Racial minorities such as Native Americans and African-Americans were similarly discriminated in legal conventions and practices of the traditional U.S. judicial authorities. While the earliest legal declarations with respect to Native Americans’ land rights and political liberties emphasized their equality with White settlers, the so-called Marshall trilogy of the U.S. Supreme Court decisions effectively diminished the former’s status to that of “dependent nations” (166). In 1871, Federal government unilaterally abrogated its own commitment to negotiating with Native American nations on contentious issues turning the latter into unequal subject peoples (168). The series of the following Supreme Court decisions further eroded tribal sovereignty. It was only in 1924 when Native Americans were acknowledged as the U.S. citizens, and in 1953, they were relieved from the Federal government supervision (169).
The African-Americans have historically been another racial group heavily discriminated by Federal laws. From the 1640s to the time of signing of the 1863 Emancipation Declaration, the vast majority of Black Americans were relegated to a slave’s legal status (172-173). In spite of the Thirteenth to Fifteenth Amendments to the U.S. Constitution, the ‘black codes’ and ‘Jim Crow laws’ adopted in the majority of Southern states entrenched Africa- Americans’ inequality. The 1896 ‘separate but equal’ clause upheld in Plessy v. Fergusson Supreme Court ruling established the foundation for a more comprehensive system of legal segregation that existed in the South until the 1960s (173).
Finally, the social class position still exerts a visible impact on the person’s chances to defend him/herself in legal process in the U.S. courts.

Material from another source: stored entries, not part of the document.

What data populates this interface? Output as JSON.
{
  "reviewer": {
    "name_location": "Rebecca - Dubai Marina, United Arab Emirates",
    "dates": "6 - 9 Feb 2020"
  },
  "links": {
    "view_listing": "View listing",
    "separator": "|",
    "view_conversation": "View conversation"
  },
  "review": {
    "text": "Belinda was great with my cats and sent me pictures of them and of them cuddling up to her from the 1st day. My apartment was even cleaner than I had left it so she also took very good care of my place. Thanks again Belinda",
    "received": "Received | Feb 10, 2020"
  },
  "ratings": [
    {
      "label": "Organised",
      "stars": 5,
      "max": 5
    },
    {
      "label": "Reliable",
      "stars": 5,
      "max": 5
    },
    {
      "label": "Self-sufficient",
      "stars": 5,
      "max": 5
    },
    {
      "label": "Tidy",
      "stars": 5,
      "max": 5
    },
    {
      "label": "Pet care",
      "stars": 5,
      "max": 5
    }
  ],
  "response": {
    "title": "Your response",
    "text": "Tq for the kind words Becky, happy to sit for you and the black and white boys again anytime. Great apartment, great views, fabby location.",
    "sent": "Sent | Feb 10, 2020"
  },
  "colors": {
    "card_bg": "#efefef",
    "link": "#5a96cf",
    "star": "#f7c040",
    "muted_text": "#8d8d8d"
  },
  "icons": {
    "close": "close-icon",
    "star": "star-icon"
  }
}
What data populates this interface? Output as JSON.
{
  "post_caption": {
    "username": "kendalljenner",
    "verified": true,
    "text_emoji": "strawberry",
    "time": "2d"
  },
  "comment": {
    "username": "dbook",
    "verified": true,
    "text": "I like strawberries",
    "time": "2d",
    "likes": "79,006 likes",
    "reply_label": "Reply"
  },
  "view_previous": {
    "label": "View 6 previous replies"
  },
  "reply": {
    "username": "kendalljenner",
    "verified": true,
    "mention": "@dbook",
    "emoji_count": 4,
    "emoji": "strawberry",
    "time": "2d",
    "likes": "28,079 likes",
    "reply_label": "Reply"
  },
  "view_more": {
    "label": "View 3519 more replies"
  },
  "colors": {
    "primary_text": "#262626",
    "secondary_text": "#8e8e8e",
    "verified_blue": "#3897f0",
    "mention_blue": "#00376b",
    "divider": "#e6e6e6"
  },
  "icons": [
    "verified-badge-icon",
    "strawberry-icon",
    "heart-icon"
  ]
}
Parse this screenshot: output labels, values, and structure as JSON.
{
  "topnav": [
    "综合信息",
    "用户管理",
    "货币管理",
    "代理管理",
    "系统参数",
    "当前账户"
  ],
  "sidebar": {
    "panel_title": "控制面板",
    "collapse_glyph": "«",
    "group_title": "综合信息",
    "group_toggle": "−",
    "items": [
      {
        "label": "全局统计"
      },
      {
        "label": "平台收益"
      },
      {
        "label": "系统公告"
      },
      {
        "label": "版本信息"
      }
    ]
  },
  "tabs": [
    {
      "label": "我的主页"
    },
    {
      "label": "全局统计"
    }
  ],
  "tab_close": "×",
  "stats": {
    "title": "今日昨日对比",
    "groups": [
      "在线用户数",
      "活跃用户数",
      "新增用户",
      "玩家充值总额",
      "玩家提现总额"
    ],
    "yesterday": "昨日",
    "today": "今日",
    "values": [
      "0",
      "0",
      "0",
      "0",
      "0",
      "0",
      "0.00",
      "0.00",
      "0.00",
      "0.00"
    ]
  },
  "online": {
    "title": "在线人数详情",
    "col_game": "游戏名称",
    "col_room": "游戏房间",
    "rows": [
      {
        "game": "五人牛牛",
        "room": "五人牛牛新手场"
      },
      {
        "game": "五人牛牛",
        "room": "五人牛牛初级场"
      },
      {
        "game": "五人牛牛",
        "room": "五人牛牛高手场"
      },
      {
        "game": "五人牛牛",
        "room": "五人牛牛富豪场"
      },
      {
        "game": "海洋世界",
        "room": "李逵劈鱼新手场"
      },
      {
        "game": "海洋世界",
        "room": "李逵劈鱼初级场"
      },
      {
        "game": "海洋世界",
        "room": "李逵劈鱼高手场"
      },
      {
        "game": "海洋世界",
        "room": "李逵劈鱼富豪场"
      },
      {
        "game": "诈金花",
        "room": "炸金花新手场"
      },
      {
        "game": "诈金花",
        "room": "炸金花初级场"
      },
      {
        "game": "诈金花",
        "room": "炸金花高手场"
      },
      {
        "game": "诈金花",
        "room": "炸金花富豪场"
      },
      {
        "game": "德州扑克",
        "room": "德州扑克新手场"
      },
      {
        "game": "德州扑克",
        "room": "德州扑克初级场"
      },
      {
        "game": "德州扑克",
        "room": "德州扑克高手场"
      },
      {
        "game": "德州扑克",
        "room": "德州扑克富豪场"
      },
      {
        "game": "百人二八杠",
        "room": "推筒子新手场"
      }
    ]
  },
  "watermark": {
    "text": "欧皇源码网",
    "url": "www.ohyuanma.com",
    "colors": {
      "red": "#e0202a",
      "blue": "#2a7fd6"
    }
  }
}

While such Supreme Court ruling as Gideon v. Wainwright (1963) established the indigent defendants’ right to be represented by an assigned counsel in both federal and state courts, the bail legislation as well as the ability of the rich to hire the best professionals as their counsels provides a potential advantage to a more prosperous party (174).
As demonstrated by death penalty statistics, the gender, race, and social class variables still play an important role in determining legal cases’ outcomes (184-190). Therefore, the overcoming of status bias generated by the legacy of legal discrimination of aforementioned social groups may be one of the most important tasks for modern law experts and scholars.